Coronavirus likely to cause Diet Coke, Coke Zero shortage as supply of Chinese artificial sweeteners is delayed
'We have initiated contingency supply plans and do not foresee a short-term impact due to these delays,' the soft drink giant has said
The impact of the deadly coronavirus outbreak is already being felt in our day-to-day lives. Coca-Cola products in the US could face shortages in inventory after reports that the deadly virus has disrupted the soft-drink giant's supply chain.
If the virus continues to wreak havoc, artificial sweeteners sourced from China could be in shorter supply considering the outbreak has directly impacted their export logistics.
According to CNN, Coke's supply of sugar substitutes used in its diet and zero-calorie drinks has been delayed in the US.
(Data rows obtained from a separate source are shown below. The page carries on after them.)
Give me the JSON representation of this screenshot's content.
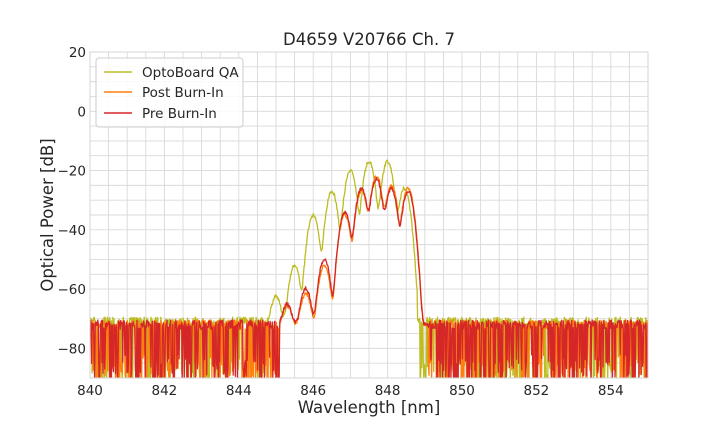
{
  "chart_data": {
    "type": "line",
    "title": "D4659 V20766 Ch. 7",
    "xlabel": "Wavelength [nm]",
    "ylabel": "Optical Power [dB]",
    "xlim": [
      840,
      855
    ],
    "ylim": [
      -90,
      20
    ],
    "x_ticks": [
      "840",
      "842",
      "844",
      "846",
      "848",
      "850",
      "852",
      "854"
    ],
    "y_ticks": [
      "20",
      "0",
      "−20",
      "−40",
      "−60",
      "−80"
    ],
    "x_tick_values": [
      840,
      842,
      844,
      846,
      848,
      850,
      852,
      854
    ],
    "y_tick_values": [
      20,
      0,
      -20,
      -40,
      -60,
      -80
    ],
    "grid": true,
    "legend_position": "top-left",
    "series": [
      {
        "name": "OptoBoard QA",
        "color": "#bcbd22",
        "noise_floor": -71,
        "peaks": [
          {
            "x": 845.0,
            "y": -63
          },
          {
            "x": 845.5,
            "y": -52
          },
          {
            "x": 846.0,
            "y": -35
          },
          {
            "x": 846.5,
            "y": -27
          },
          {
            "x": 847.0,
            "y": -20
          },
          {
            "x": 847.5,
            "y": -17
          },
          {
            "x": 848.0,
            "y": -17
          },
          {
            "x": 848.45,
            "y": -26
          }
        ],
        "band": [
          844.8,
          848.8
        ]
      },
      {
        "name": "Post Burn-In",
        "color": "#ff7f0e",
        "noise_floor": -72,
        "peaks": [
          {
            "x": 845.3,
            "y": -67
          },
          {
            "x": 845.8,
            "y": -62
          },
          {
            "x": 846.3,
            "y": -52
          },
          {
            "x": 846.85,
            "y": -35
          },
          {
            "x": 847.3,
            "y": -27
          },
          {
            "x": 847.7,
            "y": -22
          },
          {
            "x": 848.1,
            "y": -25
          },
          {
            "x": 848.55,
            "y": -26
          }
        ],
        "band": [
          845.1,
          849.1
        ]
      },
      {
        "name": "Pre Burn-In",
        "color": "#d62728",
        "noise_floor": -72,
        "peaks": [
          {
            "x": 845.3,
            "y": -66
          },
          {
            "x": 845.8,
            "y": -60
          },
          {
            "x": 846.3,
            "y": -50
          },
          {
            "x": 846.85,
            "y": -34
          },
          {
            "x": 847.3,
            "y": -26
          },
          {
            "x": 847.7,
            "y": -23
          },
          {
            "x": 848.1,
            "y": -26
          },
          {
            "x": 848.55,
            "y": -27
          }
        ],
        "band": [
          845.1,
          849.1
        ]
      }
    ]
  }
}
"We have initiated contingency supply plans and do not foresee a short-term impact due to these delays," Coca-Cola wrote on Monday in its annual report. "However, we may see tighter supplies of some of these ingredients in the longer term should production or export operations in China deteriorate."
That said, Australia's supply chain is reportedly not affected by the outbreak.
Coca-Cola uses artificial sweeteners to use in its diet sodas. These include aspartame, acesulfame potassium, sucralose, saccharin, cyclamate, and steviol glycosides — which are mostly sourced from China.
But it's unclear the shipping of which sweeteners were affected by the coronavirus.
However, Coke emphasized in a statement that the safety and wellbeing of their associates are of utmost priority.
"The company has implemented precautionary measures to protect employees in China, which includes providing face masks and hand sanitizers; installing temperature screening in offices and manufacturing facilities; and setting up health monitoring mechanisms across the Coca-Cola system in China," the statement read.
Meanwhile, a spokesman for Coca-Cola Australia said they were confident that there would be no impact on Australian markets.
"We are confident in our supply chain as we have limited sourcing from China and there will not be any impact on Australian consumers," he said. "As a matter of routine, we maintain business continuity plans throughout the world including maintaining alternative procurement sources in other regions of the world."
The soda giant has predicted their sale volumes could go down by at least 2 to 3 percentage points due to the epidemic.
The coronavirus has killed more than 2,700 and infected over 80,000 in mainland China after originating from the city of Wuhan.